SOURCE OF INSPIRATION
A signpost on the Aleksinac – Sokobanja road indicates the turnoff for Vrmdža, which is now a brand new asphalt road. Passing by meadows and fields, the road winds and climbs to the houses on the slopes of Mount Rtanj, which are home to about 800 residents. The village is named after the word Vrm, which means place of springs, wells and streams. Taps have been installed next to the springs and the households are connected to the water supply. Because of the rich streams, the area is overgrown by trees, grass and plants, so much so that the village could be called Lush Vrmdža.
On a plateau surrounded by pine trees is the Church of the Holy Trinity, built in 1818, and old school which today houses the Village Museum. The ethno display, which even major cities would not be ashamed of, consists of items for craftwork, furniture, folk costumes from this region and part of the old school inventory. In front of the museum is a statue from one of the sculpture colonies that were held here.
WHERE HOUSES HAVE NO WALLS
“We found out about this strange place from friends who invited us to visit them. The Prvulović’s story that they left Belgrade to live in Vrmdža and deal with rural tourism and the growing of organic foods encouraged us to think. We saw attractive apartments that were made from old houses and barns in this natural oasis and we also wished to live in harmony. We no longer wanted to run to work, to leave our children in nursery school and see them only in the evenings when we are worn out,” says Mirjana Gnjatić, who bought an old house beside the river with her husband Peđa.
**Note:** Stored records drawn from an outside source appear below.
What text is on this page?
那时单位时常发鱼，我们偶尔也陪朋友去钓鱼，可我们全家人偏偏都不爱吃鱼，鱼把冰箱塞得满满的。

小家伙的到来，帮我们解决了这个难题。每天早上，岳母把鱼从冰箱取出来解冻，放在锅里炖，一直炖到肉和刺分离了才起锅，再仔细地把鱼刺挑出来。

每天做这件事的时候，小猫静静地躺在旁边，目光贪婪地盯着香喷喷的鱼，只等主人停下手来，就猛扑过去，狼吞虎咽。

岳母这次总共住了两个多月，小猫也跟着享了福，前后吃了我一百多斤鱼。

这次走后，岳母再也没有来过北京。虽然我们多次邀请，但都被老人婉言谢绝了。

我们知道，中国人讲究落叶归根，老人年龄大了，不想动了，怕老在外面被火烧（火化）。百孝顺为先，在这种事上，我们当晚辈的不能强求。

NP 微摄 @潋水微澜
“When we slept here that first night we felt like the house had no walls and since then our sons Šiva and Teo have slept peacefully. Here are all the pores open and the body merges with the environment, the living being spreads out and feels free and strong. We plan to launch a yoga centre and would organize accommodation for our customers in cooperation with the locals,” says Mirjana.
RURAL HOUSE BUILDING
Mrijana’s namesake, local grandmother Mirjana, who grew up in a house across the street, is joyful about the arrival of her new neighbours and their guests. The old way of building is again cheap. Houses are built with a stone basement, which represents the foundation of the house, upon which are set oak beams, with walls made of earth and straw and a façade of added chaff that is finally coated in a layer of lime and sand mortar. The Čikoš family from Zrenjanin has built such a house and plans to build several bungalows for tourists.
WEB PRESENTATION
Vrmdža has created a great website with the slogan “Source of health and beauty”. Vrmdža locals invite guests, pave the roads, create cycle paths, introduce modern communication connections etc. Info: www.vrmdza.org.rs
Following the example of the newly arrived residents, several families opted to deal in rural tourism. Old houses in the village are cheap. Guests come from all over, mostly day trippers, though there are a growing number of visitors who remain for several days in nicely decorated households and enjoy the local food, cows’, sheep’s and goats’ milk, Rtanj tea, Rtanj lamb etc. They can have lunch in the small restaurant next to grandfather Mija’s mill, which is again working full time. From there the road next to the River Vrmdža leads to the small but beautiful Vrmdža Lake, then further on over wide fields as it climbs to the top of Rtanj.
Vrmdža is not the only village in Serbia where nature has healing qualities. They have a healthy, green environment, the legacy of Latin – town, a multitude of fresh water springs… But what led so many to settle here? If you ask the locals from Vrmdža, they will say with a smile that only those who live at the foot of this mountain know its power.